La cuestión no es tanto aludir aquí a la distancia reconocible del duelo que hace posible sobrevivir a la fatalidad, sino lo que sucede cuando el duelo resulta imposible por la desaparición, o cuando lo que llamamos memoria, en lugar de alentar la distancia, da lugar a lo contrario.
En lo que nos ocupa en estas líneas, la violencia insurreccional revolucionaria resulta un caso que nos requiere una caracterización desde el punto de vista del olvido y de la memoria. Conmemorar ese caso, ya casi remoto y no vuelto a acontecer ni a ser realizado de manera efectiva, supone el tipo de distancia que mantenemos con sucesos lejanos que podrían mencionarse a modo de ejemplo: el éxodo de Egipto, la saga de Espartaco o la toma de la Bastilla. En ellos residen las ambiguas fronteras de la memoria: los sabemos sucesos de la historia. Nadie podría suponer con legitimidad que mentarlos tuviera implicancias actuales judiciables en un contexto democrático. Algunos de esos sucesos se mantienen cartográficamente, digamos, a una distancia tal vez mayor que las matanzas de pueblos originarios o el tráfico transatlántico de esclavos. Pues: solo podremos convivir de manera sustentable en un marco de institucionalidad democrática si interponemos una distancia similar con los sucesos de los setenta. Son historia, y las prácticas conmemorativas no pueden ser imputables, como es el caso de tantos otros sucesos conflictivos.

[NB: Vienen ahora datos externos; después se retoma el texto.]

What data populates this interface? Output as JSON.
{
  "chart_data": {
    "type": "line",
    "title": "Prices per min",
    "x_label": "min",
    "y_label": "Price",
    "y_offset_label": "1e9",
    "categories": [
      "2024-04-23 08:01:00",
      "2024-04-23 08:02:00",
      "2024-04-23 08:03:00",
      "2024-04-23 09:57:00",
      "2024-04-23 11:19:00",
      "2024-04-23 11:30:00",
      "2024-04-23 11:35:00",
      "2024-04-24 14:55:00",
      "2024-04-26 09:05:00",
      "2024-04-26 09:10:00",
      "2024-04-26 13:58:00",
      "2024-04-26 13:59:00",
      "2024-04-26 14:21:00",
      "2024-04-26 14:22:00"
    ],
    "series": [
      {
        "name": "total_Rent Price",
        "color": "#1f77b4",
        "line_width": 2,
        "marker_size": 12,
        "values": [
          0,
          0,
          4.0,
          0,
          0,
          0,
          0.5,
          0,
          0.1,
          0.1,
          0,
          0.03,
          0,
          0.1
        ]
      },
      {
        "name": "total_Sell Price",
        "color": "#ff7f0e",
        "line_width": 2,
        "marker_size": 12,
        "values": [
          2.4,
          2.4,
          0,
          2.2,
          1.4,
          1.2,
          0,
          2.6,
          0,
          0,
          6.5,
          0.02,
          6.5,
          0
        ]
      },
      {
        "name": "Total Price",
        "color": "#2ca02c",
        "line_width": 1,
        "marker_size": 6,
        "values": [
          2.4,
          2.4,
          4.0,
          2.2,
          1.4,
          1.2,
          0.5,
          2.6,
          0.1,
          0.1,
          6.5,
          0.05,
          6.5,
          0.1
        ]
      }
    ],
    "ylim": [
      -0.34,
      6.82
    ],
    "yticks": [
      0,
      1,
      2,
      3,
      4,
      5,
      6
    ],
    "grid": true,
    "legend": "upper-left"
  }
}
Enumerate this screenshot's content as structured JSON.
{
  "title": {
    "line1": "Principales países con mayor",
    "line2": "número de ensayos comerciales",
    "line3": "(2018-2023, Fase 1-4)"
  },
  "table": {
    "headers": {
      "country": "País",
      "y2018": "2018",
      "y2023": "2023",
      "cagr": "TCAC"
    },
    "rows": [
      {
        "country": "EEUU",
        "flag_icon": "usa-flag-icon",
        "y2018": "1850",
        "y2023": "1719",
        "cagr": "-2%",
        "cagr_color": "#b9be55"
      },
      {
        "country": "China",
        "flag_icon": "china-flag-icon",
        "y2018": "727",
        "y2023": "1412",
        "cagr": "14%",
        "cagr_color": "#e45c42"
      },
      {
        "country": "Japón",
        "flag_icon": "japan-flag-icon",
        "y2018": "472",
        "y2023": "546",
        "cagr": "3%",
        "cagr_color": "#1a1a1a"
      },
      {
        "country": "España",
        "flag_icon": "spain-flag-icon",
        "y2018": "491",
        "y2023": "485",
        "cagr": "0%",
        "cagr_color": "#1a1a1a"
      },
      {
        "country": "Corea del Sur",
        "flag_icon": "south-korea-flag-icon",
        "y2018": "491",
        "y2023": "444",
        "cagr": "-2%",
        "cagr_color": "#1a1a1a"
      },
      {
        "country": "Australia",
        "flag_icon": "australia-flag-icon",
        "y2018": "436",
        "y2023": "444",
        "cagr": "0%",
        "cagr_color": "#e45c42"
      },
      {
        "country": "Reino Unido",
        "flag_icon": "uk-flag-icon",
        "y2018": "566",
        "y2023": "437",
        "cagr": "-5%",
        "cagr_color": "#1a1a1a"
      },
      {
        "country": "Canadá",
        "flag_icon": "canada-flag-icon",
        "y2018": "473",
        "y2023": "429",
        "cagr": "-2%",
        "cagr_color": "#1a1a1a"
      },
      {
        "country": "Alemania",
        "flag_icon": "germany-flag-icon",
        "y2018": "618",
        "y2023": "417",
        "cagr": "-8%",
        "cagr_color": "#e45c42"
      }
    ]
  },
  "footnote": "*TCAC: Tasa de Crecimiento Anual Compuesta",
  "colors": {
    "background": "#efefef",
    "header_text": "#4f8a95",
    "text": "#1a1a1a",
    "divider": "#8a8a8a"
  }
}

Así, concluyamos por ahora en que la perseverancia en la caracterización de aquellos sucesos como delitos actualmente sostenibles es un problema grave que requiere ser discutido antes que abandonado a un sentido común que no nos conducirá a la convivencia, sino a funestas consecuencias indeseables para el sostenimiento y prosecución de la institucionalidad democrática.
* Profesor Titular de Psicología y Comunicación en la carrera Ciencias de la Comunicación (UBA). Ex Director de la Carrera de Ciencias de la Comunicación de la UBA.
(1) Doblemente inquietante por las evocaciones que suscita es la disposición de diciembre de 2017 a reprimir abiertamente a multitudes en las calles, no sin el respaldo de recursos mediáticos que lo hicieran aparecer como si se hubiera reprimido a un pequeño grupo.